This story originally appeared via Reuters and is published here as part of Covering Climate Now, a global journalism collaboration cofounded by The Nation and Columbia Journalism Review to strengthen coverage of the climate story.
Britain will host the next UN climate conference, called COP26, in November in Glasgow, Scotland.
The meeting aims to spur more ambitious commitments by countries following their pledge under the Paris Agreement in 2015 to keep the global average temperature rise “well below” 2 degrees Celsius this century. The measures are aimed at preventing devastating and extreme weather events such as heat waves, colder winters, floods, and droughts.
“I’ve been very clear that I want COP26 to be the COP where we consign coal power to history,” Alok Sharma, UK president for COP26, told journalists in an interview with Reuters and other partners of the global media consortium Covering Climate Now.
Coal is the most polluting energy source if emissions are not captured and stored underground. While that technology lags, most coal units around the world produce not only carbon dioxide emissions, responsible for global warming, but other pollutants harmful to human health.
The Group of Seven (G7) nations have pledged to scale up technologies and policies that accelerate the transition away from unabated coal capacity, including ending new government support for coal power by the end of this year, but many countries still finance and plan to build new coal plants.
After catastrophic floods swept across northwest Europe last week and as wildfires continue to rage across southern Oregon in the United States, energy and climate ministers of the Group of 20 rich and emerging nations (G20) will meet this week in Italy to try to increase emissions cuts and climate finance pledges.
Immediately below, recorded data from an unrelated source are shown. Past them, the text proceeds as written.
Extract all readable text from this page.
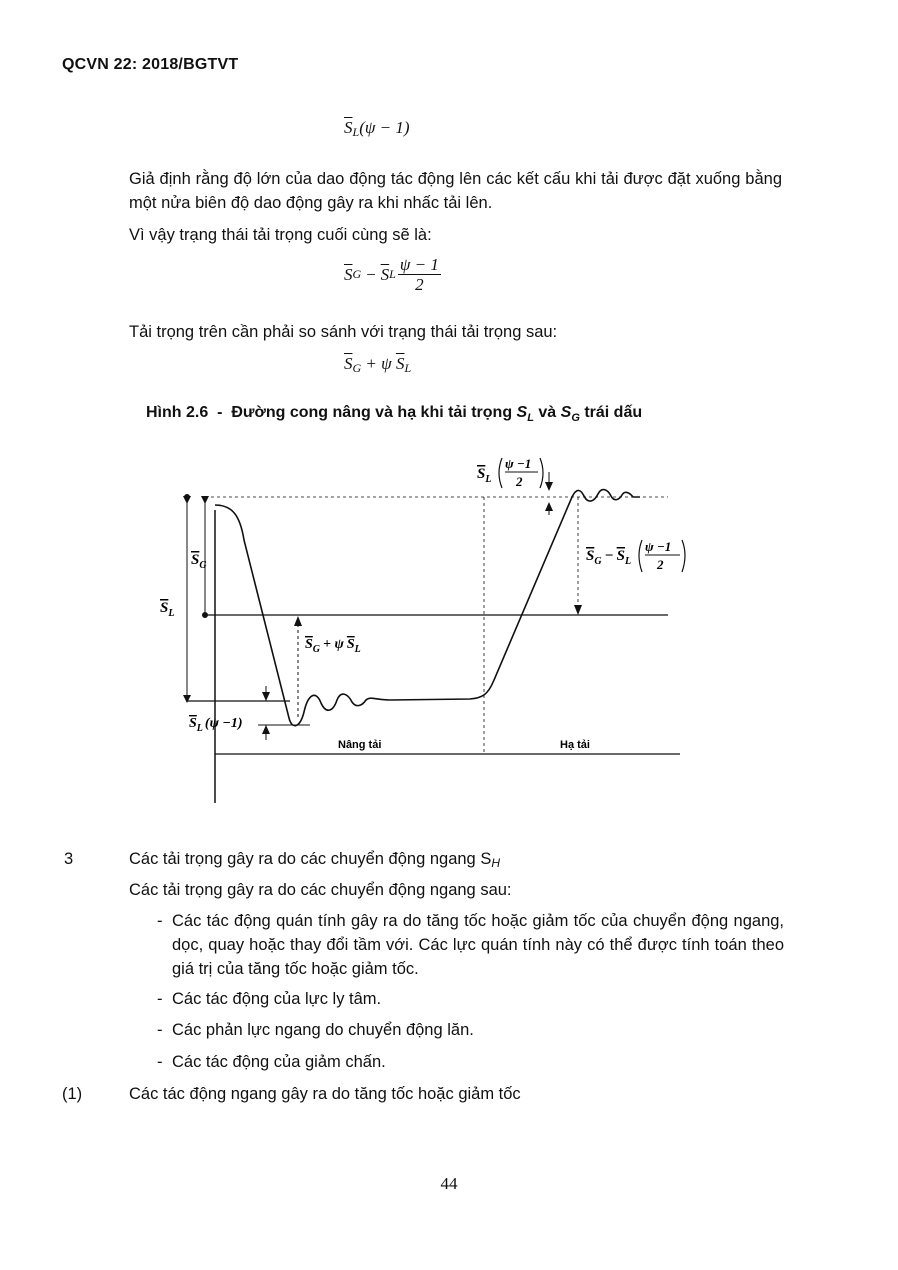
QCVN 22: 2018/BGTVT
$\overline{S}_L(\psi - 1)$
Giả định rằng độ lớn của dao động tác động lên các kết cấu khi tải được đặt xuống bằng một nửa biên độ dao động gây ra khi nhấc tải lên.
Vì vậy trạng thái tải trọng cuối cùng sẽ là:
$\overline{S}$ $G - \overline{S}$ L $\frac{\psi - 1}{2}$
Tải trọng trên cần phải so sánh với trạng thái tải trọng sau:
$\overline{S}_G + \psi$ $\overline{S}_L$
Hình 2.6  -  Đường cong nâng và hạ khi tải trọng $S_L$ và $S_G$ trái dấu
$S_L$
$S_G$
$S_G + \psi$ $S_L$
$S_L$ (ψ −1)
$S_L$
ψ −1
2
$S_G - S_L$
ψ −1
2
Nâng tải	Hạ tải
3	Các tải trọng gây ra do các chuyển động ngang $S_H$
Các tải trọng gây ra do các chuyển động ngang sau:
- Các tác động quán tính gây ra do tăng tốc hoặc giảm tốc của chuyển động ngang, dọc, quay hoặc thay đổi tầm với. Các lực quán tính này có thể được tính toán theo giá trị của tăng tốc hoặc giảm tốc.
- Các tác động của lực ly tâm.
- Các phản lực ngang do chuyển động lăn.
- Các tác động của giảm chấn.
(1)	Các tác động ngang gây ra do tăng tốc hoặc giảm tốc
44
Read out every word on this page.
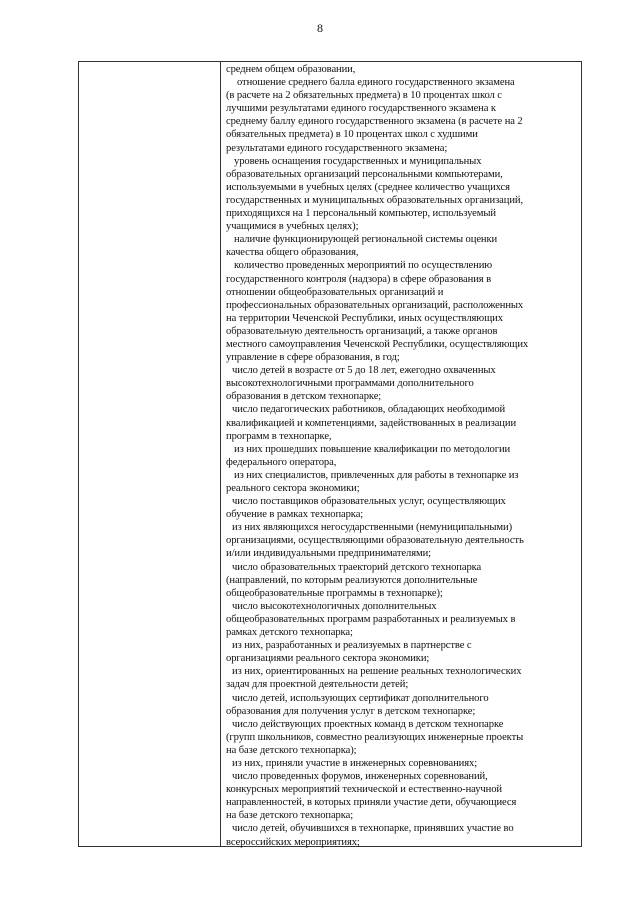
8
среднем общем образовании,
отношение среднего балла единого государственного экзамена
(в расчете на 2 обязательных предмета) в 10 процентах школ с
лучшими результатами единого государственного экзамена к
среднему баллу единого государственного экзамена (в расчете на 2
обязательных предмета) в 10 процентах школ с худшими
результатами единого государственного экзамена;
уровень оснащения государственных и муниципальных
образовательных организаций персональными компьютерами,
используемыми в учебных целях (среднее количество учащихся
государственных и муниципальных образовательных организаций,
приходящихся на 1 персональный компьютер, используемый
учащимися в учебных целях);
наличие функционирующей региональной системы оценки
качества общего образования,
количество проведенных мероприятий по осуществлению
государственного контроля (надзора) в сфере образования в
отношении общеобразовательных организаций и
профессиональных образовательных организаций, расположенных
на территории Чеченской Республики, иных осуществляющих
образовательную деятельность организаций, а также органов
местного самоуправления Чеченской Республики, осуществляющих
управление в сфере образования, в год;
число детей в возрасте от 5 до 18 лет, ежегодно охваченных
высокотехнологичными программами дополнительного
образования в детском технопарке;
число педагогических работников, обладающих необходимой
квалификацией и компетенциями, задействованных в реализации
программ в технопарке,
из них прошедших повышение квалификации по методологии
федерального оператора,
из них специалистов, привлеченных для работы в технопарке из
реального сектора экономики;
число поставщиков образовательных услуг, осуществляющих
обучение в рамках технопарка;
из них являющихся негосударственными (немуниципальными)
организациями, осуществляющими образовательную деятельность
и/или индивидуальными предпринимателями;
число образовательных траекторий детского технопарка
(направлений, по которым реализуются дополнительные
общеобразовательные программы в технопарке);
число высокотехнологичных дополнительных
общеобразовательных программ разработанных и реализуемых в
рамках детского технопарка;
из них, разработанных и реализуемых в партнерстве с
организациями реального сектора экономики;
из них, ориентированных на решение реальных технологических
задач для проектной деятельности детей;
число детей, использующих сертификат дополнительного
образования для получения услуг в детском технопарке;
число действующих проектных команд в детском технопарке
(групп школьников, совместно реализующих инженерные проекты
на базе детского технопарка);
из них, приняли участие в инженерных соревнованиях;
число проведенных форумов, инженерных соревнований,
конкурсных мероприятий технической и естественно-научной
направленностей, в которых приняли участие дети, обучающиеся
на базе детского технопарка;
число детей, обучившихся в технопарке, принявших участие во
всероссийских мероприятиях;
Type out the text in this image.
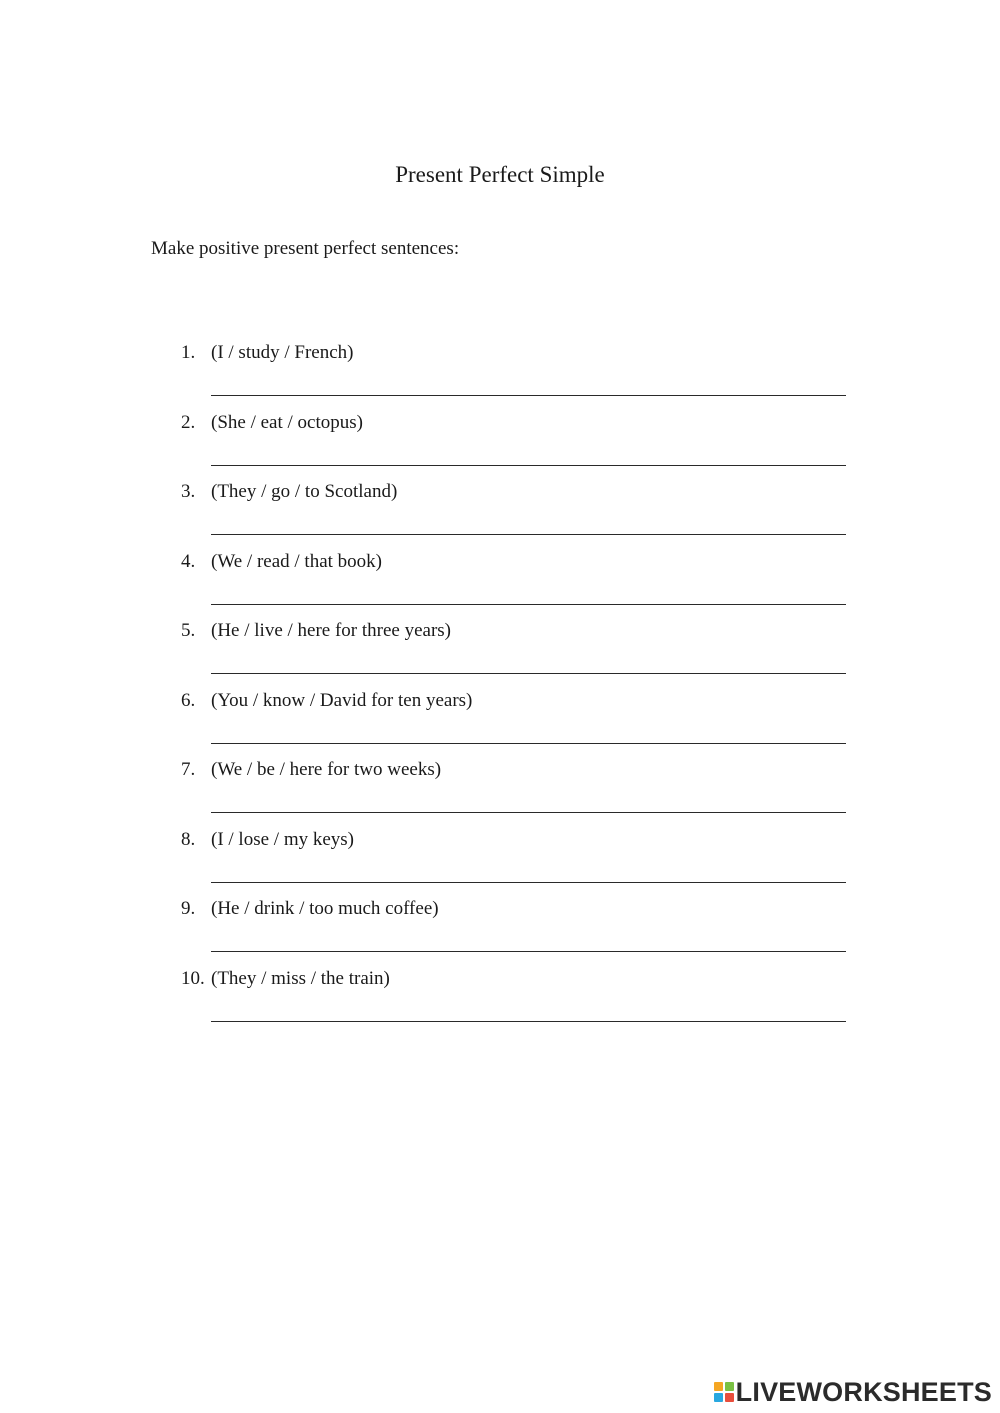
Present Perfect Simple
Make positive present perfect sentences:
1. (I / study / French)
2. (She / eat / octopus)
3. (They / go / to Scotland)
4. (We / read / that book)
5. (He / live / here for three years)
6. (You / know / David for ten years)
7. (We / be / here for two weeks)
8. (I / lose / my keys)
9. (He / drink / too much coffee)
10. (They / miss / the train)
LIVEWORKSHEETS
“I think the G7 has shown the way forward,” Sharma said, adding that island nations he has visited this year such as in the Caribbean, want the biggest emitters of the G20 to follow suit.
A tracker run by groups including the Overseas Development Institute shows that the G20 has committed at least $296 billion for fossil fuel energy support since the start of the Covid-19 pandemic last year, and $227 billion for clean energy.
“Many of these countries are already very ambitious in terms of abating climate change,” Sharma added. “But for it to make a difference in terms of the weather patterns that are hitting [countries], they need the biggest emitters to step forward, and that’s the message that I’m going to be delivering at the G20.”
One of the biggest challenges facing the UK COP26 presidency will be to persuade countries to commit to more ambitious emissions-cut targets and to increase financing for countries most vulnerable to climate change.
Long-held disagreements over the rules which will govern how carbon markets should operate will also need to be overcome. The rules, under Article 6 of the Paris Agreement, are regarded by many countries as a way of delivering climate finance.
“I’ve said to ministers that we need to move beyond people restating their long-held positions,” Sharma said. “I think we have to find a landing zone.”